The offer does not mean that Seoul’s conservative government, which has linked aid to Pyongyang’s progress in abandoning its nuclear programs, is resuming full-scale assistance to the communist nation, officials said.

Unification Ministry spokesman Chun Hae Sung stressed that the offer is purely humanitarian and that Seoul is not considering further assistance.

South Korea’s Red Cross informed North Korean counterparts that it will provide the corn, 20 tons of powdered milk, and medical supplies, Chun said. The government will finance the food aid while the rest will be funded by the Red Cross, he said.

For a decade, South Korea was one of the biggest donors to the North, shipping hundreds of thousands of tons of food across the militarized border every year. But the aid stopped after President Lee Myung Bak took office last year with a pledge to get tough on the North.
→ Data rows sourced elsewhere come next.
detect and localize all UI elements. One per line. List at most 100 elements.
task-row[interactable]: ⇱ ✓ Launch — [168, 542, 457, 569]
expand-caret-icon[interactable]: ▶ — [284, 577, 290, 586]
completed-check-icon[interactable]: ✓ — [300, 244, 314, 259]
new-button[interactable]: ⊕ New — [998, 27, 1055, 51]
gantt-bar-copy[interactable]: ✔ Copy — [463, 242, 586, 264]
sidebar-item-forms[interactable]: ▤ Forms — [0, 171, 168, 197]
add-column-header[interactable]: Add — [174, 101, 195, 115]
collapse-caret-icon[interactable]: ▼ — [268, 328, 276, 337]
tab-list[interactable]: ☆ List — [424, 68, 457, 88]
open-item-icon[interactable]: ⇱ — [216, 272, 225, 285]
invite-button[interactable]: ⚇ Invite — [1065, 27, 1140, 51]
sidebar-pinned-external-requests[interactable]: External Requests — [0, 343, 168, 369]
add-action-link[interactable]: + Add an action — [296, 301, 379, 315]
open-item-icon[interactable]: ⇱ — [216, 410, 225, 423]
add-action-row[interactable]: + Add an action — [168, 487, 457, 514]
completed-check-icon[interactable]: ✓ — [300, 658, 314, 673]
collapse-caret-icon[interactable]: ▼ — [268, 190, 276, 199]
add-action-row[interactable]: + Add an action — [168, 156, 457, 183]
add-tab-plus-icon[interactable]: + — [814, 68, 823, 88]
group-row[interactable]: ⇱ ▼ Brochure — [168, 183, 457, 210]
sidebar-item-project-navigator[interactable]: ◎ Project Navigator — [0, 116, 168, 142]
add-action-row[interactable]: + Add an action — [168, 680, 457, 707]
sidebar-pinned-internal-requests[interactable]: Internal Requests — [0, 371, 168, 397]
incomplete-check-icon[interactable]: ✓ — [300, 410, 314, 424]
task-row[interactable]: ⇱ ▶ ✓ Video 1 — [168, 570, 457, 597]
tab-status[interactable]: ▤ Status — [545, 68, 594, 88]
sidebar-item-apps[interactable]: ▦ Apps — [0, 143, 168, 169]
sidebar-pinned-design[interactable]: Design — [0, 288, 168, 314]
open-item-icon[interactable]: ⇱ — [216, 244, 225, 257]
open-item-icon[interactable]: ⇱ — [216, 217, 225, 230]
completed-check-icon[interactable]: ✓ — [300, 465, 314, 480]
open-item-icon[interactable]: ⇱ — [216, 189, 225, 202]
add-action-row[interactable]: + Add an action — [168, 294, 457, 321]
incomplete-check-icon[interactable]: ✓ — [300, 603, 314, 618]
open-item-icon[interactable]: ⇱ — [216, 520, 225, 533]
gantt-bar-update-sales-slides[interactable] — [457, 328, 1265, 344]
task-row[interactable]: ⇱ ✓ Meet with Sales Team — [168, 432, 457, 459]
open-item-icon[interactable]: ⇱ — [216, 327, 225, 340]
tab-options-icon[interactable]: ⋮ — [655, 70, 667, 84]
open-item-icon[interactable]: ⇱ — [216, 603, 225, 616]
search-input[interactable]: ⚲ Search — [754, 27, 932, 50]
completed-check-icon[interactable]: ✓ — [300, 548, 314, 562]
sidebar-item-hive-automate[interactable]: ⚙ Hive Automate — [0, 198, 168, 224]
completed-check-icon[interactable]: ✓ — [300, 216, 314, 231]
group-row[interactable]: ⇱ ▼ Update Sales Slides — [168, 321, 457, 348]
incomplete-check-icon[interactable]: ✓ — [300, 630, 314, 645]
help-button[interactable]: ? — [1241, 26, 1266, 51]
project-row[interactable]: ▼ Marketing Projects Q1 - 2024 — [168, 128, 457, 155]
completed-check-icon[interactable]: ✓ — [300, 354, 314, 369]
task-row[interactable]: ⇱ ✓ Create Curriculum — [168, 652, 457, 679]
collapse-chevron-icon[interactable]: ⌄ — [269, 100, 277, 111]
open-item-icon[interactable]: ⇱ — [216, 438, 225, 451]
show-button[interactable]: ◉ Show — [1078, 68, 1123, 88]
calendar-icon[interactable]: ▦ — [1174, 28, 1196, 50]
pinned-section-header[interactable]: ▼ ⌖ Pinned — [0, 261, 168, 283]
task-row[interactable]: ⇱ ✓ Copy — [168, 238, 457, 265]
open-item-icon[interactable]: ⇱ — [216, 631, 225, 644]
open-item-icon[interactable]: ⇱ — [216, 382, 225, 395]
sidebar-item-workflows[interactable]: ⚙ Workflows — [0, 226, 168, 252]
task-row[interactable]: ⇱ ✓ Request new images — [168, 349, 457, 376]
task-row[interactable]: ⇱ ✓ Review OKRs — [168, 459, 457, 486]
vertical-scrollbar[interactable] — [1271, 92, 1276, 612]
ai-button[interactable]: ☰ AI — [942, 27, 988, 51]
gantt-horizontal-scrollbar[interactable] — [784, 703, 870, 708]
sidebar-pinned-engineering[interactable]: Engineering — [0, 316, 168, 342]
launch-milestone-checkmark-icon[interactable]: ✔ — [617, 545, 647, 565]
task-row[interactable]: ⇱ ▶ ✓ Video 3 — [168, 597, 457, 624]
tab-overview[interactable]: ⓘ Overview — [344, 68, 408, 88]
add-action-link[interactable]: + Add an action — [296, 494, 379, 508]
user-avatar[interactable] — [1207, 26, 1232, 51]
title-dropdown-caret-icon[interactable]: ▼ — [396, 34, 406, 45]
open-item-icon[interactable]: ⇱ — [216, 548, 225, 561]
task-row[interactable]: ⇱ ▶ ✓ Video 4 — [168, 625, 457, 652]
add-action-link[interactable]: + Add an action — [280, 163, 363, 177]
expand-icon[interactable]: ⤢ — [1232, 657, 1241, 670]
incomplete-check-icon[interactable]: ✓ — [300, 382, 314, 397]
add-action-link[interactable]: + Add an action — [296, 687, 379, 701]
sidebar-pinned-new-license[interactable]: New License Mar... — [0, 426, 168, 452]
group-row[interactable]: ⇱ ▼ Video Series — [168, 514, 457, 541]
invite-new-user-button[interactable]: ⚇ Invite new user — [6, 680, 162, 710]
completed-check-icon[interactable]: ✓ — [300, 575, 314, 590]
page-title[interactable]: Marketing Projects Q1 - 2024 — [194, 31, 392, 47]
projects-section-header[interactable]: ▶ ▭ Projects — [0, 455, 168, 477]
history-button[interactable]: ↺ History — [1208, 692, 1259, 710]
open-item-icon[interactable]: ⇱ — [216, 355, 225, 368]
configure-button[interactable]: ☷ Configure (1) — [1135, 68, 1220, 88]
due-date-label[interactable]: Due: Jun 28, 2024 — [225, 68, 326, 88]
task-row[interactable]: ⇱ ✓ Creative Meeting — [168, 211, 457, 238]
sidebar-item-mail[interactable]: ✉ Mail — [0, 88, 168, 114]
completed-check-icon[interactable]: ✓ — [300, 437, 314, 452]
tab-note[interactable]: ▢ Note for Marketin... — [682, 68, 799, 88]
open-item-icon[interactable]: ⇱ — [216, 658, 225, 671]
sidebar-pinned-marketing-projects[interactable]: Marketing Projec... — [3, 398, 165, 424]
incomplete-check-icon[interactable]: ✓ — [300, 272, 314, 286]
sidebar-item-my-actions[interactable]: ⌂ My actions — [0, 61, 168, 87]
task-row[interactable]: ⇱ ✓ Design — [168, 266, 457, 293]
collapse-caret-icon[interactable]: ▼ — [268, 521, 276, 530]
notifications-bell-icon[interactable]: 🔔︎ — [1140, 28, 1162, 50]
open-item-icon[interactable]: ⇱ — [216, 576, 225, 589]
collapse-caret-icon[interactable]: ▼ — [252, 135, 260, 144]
That change in policy strained relations, and tensions deepened following North Korea’s nuclear and missile tests earlier this year.

North Korea, which has faced chronic food shortages since flooding and mismanagement destroyed its economy in the mid-1990s, typically falls at least 1 million tons short of food every year and relies on outside assistance to feed its 24 million people.

Earlier this month, North Korea demanded unspecified humanitarian aid from South Korea for cooperation in reuniting families separated since the Korean War of the 1950s.

Relations between the Koreas have improved with the North reaching out to Seoul and Washington. Observers say the North is feeling the pain of United Nations sanctions put in place after the nuclear and missile tests.